Ironically, AI plays an important role in mitigating its own harms—by plowing through mountains of data about weather changes, extreme weather events and human displacement.
Nuria Oliver, a computer scientist, and co-founder and vice-president of the European Laboratory of Learning and Intelligent Systems (ELLIS), says that instead of focusing on the hypothetical existential risks of today’s AI, we should talk about its real, tangible risks.
“Because AI is a transverse discipline that you can apply to any field [from education, journalism, medicine, to transportation and energy], it has a transformative power…and an exponential impact,” she says.
AI's accountability
“At the core of what we were arguing about data capitalism [is] a call to action to abolish Big Data,” says Milner. “Not to abolish data itself, but the power structures that concentrate [its] power in the hands of very few actors.”
A comprehensive AI Act currently negotiated in the European Parliament aims to rein Big Tech in.

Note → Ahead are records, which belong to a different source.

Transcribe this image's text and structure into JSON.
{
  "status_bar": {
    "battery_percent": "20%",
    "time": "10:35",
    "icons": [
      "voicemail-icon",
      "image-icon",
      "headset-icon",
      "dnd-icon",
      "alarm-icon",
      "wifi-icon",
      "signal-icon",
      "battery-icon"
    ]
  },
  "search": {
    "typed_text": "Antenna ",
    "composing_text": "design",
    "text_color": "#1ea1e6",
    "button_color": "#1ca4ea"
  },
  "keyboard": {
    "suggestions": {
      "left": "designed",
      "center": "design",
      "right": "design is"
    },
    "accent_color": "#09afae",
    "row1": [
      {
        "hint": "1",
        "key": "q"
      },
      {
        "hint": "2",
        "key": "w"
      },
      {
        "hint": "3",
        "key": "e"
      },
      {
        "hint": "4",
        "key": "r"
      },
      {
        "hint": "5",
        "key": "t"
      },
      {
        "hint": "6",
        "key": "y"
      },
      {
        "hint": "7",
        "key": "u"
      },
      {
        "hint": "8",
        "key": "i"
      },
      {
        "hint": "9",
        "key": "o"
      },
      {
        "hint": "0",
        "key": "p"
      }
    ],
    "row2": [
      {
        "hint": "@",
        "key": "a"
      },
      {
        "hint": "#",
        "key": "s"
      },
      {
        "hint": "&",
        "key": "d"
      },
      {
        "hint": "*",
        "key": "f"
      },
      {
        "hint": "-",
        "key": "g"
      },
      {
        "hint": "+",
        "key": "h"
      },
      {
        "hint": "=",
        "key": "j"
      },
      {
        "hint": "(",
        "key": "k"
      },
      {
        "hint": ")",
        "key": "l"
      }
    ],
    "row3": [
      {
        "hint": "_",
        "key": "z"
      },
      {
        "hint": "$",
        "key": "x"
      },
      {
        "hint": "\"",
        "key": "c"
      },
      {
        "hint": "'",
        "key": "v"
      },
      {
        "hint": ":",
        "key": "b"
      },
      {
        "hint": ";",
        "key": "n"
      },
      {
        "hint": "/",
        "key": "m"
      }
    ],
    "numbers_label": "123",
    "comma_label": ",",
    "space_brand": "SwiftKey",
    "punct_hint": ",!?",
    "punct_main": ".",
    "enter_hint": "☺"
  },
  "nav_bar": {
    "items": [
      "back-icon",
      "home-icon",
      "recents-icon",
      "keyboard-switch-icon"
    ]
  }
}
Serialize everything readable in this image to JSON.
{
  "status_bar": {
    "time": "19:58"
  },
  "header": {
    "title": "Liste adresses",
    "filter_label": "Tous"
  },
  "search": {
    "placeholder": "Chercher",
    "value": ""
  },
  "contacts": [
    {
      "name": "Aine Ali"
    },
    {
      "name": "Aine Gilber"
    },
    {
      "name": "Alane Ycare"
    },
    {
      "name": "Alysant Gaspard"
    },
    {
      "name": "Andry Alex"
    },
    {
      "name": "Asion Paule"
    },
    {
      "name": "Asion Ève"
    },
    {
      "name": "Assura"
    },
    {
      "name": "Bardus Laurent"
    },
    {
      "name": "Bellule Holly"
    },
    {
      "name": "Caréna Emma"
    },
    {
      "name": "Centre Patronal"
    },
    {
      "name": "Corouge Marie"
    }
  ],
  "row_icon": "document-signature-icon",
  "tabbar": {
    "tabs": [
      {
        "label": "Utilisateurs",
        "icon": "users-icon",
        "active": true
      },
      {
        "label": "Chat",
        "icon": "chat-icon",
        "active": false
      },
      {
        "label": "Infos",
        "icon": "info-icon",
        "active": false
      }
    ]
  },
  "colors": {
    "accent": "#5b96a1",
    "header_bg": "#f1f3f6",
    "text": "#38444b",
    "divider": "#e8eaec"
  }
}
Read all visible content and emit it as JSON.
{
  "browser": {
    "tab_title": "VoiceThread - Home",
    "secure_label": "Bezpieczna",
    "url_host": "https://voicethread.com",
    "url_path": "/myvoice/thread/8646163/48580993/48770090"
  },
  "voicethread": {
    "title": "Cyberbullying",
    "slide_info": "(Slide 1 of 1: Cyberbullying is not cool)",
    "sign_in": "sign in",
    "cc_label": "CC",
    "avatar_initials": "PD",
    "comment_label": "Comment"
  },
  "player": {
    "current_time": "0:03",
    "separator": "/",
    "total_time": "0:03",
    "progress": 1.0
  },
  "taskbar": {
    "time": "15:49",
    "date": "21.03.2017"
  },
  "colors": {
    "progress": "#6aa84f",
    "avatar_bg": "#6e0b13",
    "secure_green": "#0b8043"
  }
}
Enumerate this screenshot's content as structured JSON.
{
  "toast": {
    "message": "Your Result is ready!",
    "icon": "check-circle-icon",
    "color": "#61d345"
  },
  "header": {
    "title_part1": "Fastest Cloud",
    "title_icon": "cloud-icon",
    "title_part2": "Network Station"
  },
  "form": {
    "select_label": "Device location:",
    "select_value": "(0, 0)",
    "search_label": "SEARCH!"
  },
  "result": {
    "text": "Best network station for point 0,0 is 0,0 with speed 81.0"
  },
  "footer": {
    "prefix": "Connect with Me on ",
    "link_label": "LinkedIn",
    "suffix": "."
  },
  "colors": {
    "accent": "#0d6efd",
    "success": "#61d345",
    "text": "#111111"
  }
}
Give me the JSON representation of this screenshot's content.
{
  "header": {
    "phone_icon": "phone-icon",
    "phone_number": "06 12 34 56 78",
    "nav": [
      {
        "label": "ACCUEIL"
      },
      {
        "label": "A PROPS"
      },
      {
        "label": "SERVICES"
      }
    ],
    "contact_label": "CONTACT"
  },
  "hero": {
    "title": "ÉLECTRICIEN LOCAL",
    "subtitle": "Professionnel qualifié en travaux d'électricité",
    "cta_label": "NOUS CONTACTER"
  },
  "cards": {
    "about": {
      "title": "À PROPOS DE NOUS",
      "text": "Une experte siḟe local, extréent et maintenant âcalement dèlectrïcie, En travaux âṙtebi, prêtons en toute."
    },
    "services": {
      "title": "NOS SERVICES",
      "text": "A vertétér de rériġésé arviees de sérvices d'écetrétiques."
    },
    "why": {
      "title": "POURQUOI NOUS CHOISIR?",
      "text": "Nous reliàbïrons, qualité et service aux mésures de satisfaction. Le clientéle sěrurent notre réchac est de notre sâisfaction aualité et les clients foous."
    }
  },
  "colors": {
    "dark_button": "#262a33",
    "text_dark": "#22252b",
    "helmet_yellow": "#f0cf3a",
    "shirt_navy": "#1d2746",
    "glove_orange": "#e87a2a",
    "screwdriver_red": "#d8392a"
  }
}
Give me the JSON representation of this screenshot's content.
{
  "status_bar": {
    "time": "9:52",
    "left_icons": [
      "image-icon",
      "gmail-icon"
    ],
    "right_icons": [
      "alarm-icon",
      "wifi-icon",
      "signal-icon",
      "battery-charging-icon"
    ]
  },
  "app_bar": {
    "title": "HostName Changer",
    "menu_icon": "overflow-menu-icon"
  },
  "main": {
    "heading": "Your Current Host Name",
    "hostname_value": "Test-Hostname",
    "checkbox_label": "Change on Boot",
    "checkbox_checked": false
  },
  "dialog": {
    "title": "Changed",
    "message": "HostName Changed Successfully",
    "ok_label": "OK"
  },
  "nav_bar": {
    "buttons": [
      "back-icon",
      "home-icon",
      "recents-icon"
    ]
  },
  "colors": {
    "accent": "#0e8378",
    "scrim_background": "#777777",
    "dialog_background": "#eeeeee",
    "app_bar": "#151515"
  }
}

It plans to introduce a rating of AI tools based on the harms caused to humans, while being as technology-neutral as possible. That sets standards for safe, transparent, traceable, non-discriminatory, and environmentally friendly AI systems, overseen by people, not automation. The regulations also ask for transparency in the content used to train generative AIs, particularly with copyrighted data, and also disclosing that the content is AI-generated. “This European regulation is setting the example for other regions and countries in the world,” Oliver says. But, she adds, such transparencies are hard to achieve.
Google, for example, recently updated its privacy policy to say that anything on the public internet will be used as training data. “Obviously, technology companies have to respond to their economic interests, so their decisions are not necessarily going to be the best for society and for the environment,” Oliver says. “And that’s why we need strong research institutions and civil society institutions to push for actions.” ELLIS also advocates for data centers to be built in locations where the energy can be produced sustainably.
Ironically, AI plays an important role in mitigating its own harms—by plowing through mountains of data about weather changes, extreme weather events and human displacement. “The only way to make sense of this data is using machine learning methods,” Oliver says.
Milner believes that the best way to expose AI-caused systemic inequalities is through people's stories. “In these last five years, so much of our work [at D4BL] has been creating new datasets, new data tools, bringing the data to life. To show the harms but also to continue to reclaim it as a tool for social change and for political change.” This change, she adds, will depend on whose hands it is in.